Le dépôt
40 - ZOOM CHAR
René Char (1907-1988)
Le poète de la résistance, de la lumière et du silence
René Char naît en 1907 à L’Isle-sur-la-Sorgue, dans le Vaucluse, où la lumière de la Provence et les paysages de la Durance marqueront à jamais son œuvre. Il est le poète de l’éblouissement et de l’ombre, un homme qui a traversé le XXe siècle en portant en lui les contradictions de son temps : la révolte surréaliste, la Résistance pendant la Seconde Guerre mondiale, et une quête obstinée de la poésie comme arme absolue contre la barbarie. Son amitié avec des artistes comme Picasso, Braque, ou Giacometti témoigne de son inscription dans l’histoire de l’art moderne, tandis que sa correspondance avec Camus, Breton, ou Sartre révèle un esprit en dialogue constant avec les grands courants intellectuels de son époque.

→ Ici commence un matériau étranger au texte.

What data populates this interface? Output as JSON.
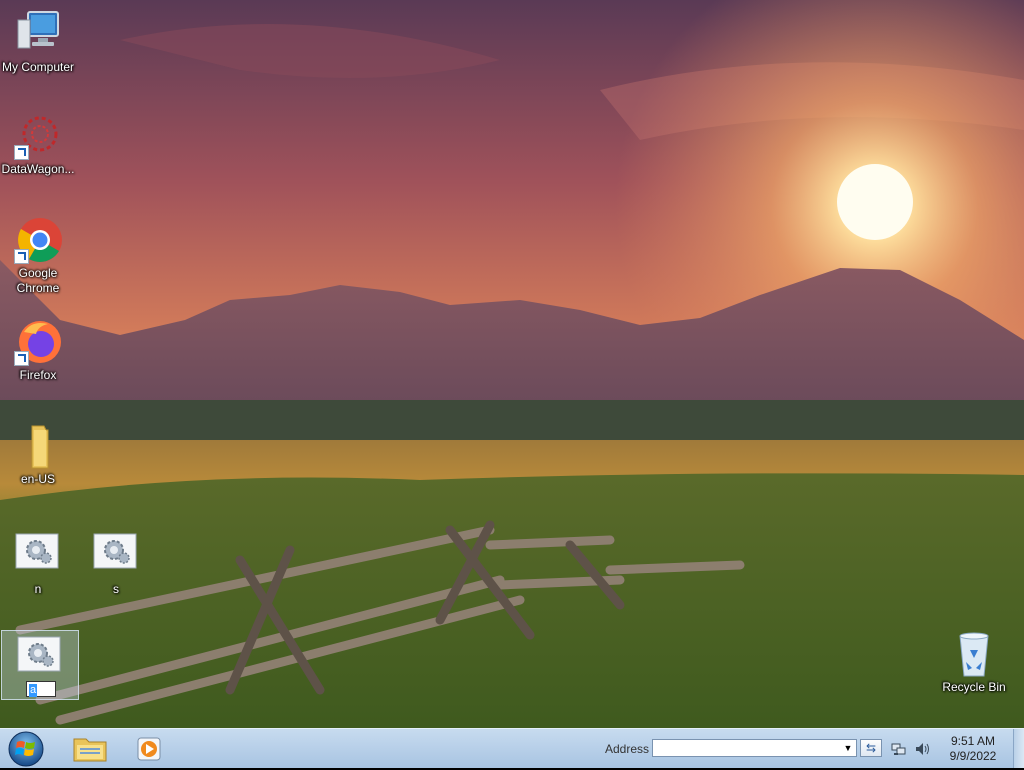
{
  "desktop": {
    "icons": [
      {
        "label": "My Computer"
      },
      {
        "label": "DataWagon..."
      },
      {
        "label": "Google Chrome"
      },
      {
        "label": "Firefox"
      },
      {
        "label": "en-US"
      },
      {
        "label": "n"
      },
      {
        "label": "s"
      },
      {
        "label": "a"
      },
      {
        "label": "Recycle Bin"
      }
    ]
  },
  "taskbar": {
    "address_label": "Address",
    "address_value": "",
    "time": "9:51 AM",
    "date": "9/9/2022"
  },
  "icons": {
    "start": "windows-orb-icon",
    "explorer": "folder-icon",
    "media": "media-player-icon",
    "network": "network-icon",
    "volume": "speaker-icon"
  }
}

Char est un poète-philosophe, pour qui écrire est un acte de survie autant que de création. Ses textes, souvent courts et fulgurants, sont des éclairs de lucidité dans un monde qu’il juge trop souvent aveugle. Il refuse les étiquettes, mais son œuvre est traversée par des thèmes récurrents : la résistance, l’amour, la nature, et la quête d’un langage pur, capable de dire l’indicible.
La poésie comme résistance
Char est avant tout connu pour son engagement dans la Résistance, où il prend le pseudonyme de Capitaine Alexandre. Ses Feuillets d’Hypnos (1946), écrits entre 1943 et 1944, sont des fragments poétiques nés dans l’urgence de la guerre, où chaque mot est une arme contre l’oppression. Ces textes, à la fois lyriques et combatifs, illustrent sa conviction que la poésie doit être un acte, une façon de résister à la nuit :
« Nous habitons une île entourée de toutes parts par la nuit. »

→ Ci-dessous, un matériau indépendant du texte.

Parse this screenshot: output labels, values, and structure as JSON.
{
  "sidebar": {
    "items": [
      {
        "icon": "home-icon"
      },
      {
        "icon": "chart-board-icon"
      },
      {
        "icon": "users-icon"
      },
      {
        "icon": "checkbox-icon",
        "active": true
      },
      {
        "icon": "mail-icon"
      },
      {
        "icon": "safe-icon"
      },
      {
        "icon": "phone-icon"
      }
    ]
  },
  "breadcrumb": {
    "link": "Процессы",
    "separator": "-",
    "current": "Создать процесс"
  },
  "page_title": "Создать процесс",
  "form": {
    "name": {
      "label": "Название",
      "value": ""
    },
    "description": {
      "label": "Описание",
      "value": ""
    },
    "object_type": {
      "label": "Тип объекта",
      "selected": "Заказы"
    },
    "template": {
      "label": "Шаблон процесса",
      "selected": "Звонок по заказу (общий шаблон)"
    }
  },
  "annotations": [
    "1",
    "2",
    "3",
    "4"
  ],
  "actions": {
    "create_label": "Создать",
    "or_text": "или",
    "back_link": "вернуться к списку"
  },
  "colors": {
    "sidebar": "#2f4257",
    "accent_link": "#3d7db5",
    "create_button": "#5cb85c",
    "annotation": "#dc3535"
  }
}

Son recueil Fureur et mystère (1948) est souvent considéré comme son chef-d’œuvre. Il y explore la violence et la tendresse, le chaos et l’ordre, dans un langage où chaque image est ciselée comme un coup de burin. Char y invente une poétique de l’instant, où le poème devient un lieu de révélation.
Un langage de feu et de pierre
La poésie de Char est minérale et incandescente. Il aime les mots courts, denses, chargés de sens, comme des pierres polies par le temps. Ses poèmes sont souvent aphoriques, proches de la sentence ou de l’oracle, mais toujours habités par une musicalité sourde. Il écrit :
« Le poème est l’amour réalisé du désir demeuré désir. »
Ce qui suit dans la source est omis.